Sometimes when I get tired, I’m more prone to sharing what’s in my head. I firmly believe those who say that being overly exhausted is much like being drunk. Your inhibitions are much lower, your synapses are firing slower, and on occasion, you discard logic and reason for something that makes your brain go “whoa.”
Since we’ve been back from vacation, I’ve not been to bed on time. Even as I type, I’m probably pushing myself out a little too late.
Exciting things are happening these days: my biggest competitor in regards to work is in serious financial trouble, so things are picking up. Like all at once, people are like, HEY CAN YOU GET THIS FOR ME I NEED IT NOW PLEASE. If I’m lucky they’ll actually say please. I’m just not feeling the connection to it. Good news, yes, but I still see mountains when I close my eyes. Oh how unfair.
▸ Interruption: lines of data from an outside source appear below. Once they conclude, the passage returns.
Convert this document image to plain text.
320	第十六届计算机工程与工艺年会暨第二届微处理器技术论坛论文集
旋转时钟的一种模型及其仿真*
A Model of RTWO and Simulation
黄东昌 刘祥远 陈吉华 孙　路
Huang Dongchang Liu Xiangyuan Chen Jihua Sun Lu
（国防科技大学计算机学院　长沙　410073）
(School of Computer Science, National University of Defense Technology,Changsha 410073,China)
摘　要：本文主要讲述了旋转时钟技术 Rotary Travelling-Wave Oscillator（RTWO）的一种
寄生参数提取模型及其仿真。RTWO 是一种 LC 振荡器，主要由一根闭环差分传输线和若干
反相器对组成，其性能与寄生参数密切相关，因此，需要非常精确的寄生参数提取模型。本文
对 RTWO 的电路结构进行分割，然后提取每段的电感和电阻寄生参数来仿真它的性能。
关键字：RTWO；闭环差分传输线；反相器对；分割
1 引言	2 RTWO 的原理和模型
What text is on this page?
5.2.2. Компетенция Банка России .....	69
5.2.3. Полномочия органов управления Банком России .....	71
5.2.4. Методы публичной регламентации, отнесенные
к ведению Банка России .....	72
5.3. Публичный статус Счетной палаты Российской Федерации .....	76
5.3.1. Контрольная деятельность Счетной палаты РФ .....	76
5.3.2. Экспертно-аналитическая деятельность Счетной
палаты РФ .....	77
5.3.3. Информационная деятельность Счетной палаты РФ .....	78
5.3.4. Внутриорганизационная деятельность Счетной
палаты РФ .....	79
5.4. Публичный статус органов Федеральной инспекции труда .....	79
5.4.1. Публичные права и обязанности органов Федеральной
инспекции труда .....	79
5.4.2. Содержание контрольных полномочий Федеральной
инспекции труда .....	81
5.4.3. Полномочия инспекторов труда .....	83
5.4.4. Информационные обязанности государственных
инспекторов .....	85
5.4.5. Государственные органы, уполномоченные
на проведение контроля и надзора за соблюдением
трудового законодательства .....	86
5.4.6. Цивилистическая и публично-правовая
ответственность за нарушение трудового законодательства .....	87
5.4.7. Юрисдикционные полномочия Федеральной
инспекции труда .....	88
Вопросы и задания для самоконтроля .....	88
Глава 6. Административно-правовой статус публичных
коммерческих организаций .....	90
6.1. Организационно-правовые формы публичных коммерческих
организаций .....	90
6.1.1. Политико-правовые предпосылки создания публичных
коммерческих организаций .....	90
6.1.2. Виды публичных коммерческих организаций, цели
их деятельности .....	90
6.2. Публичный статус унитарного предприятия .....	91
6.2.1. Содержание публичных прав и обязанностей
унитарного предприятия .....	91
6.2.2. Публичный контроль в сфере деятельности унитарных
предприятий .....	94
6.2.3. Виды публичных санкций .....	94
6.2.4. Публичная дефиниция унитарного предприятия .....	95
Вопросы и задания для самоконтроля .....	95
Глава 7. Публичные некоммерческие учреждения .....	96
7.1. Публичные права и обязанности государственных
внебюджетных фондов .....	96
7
Also exciting is I just got my official acceptance into the Big Brothers Big Sisters program. So now is a little waiting game while they decide what to do with me. Then I become partially responsible for a child. A real one. Someone else’s child at that.
It’s not like when you’re a teenager babysitting & occasionally the parents expect something to go wrong from time to time. Nor is it like having your own child to nurture or screw up as best as you can. No, this is entirely foreign to me. But exciting. I really do love kids.
Smidge over three weeks until Brandon’s birthday. Fathers’ day is just before that. I love the men in my life, but am utterly clueless this year. Again with this extra-detached feeling. Sigh.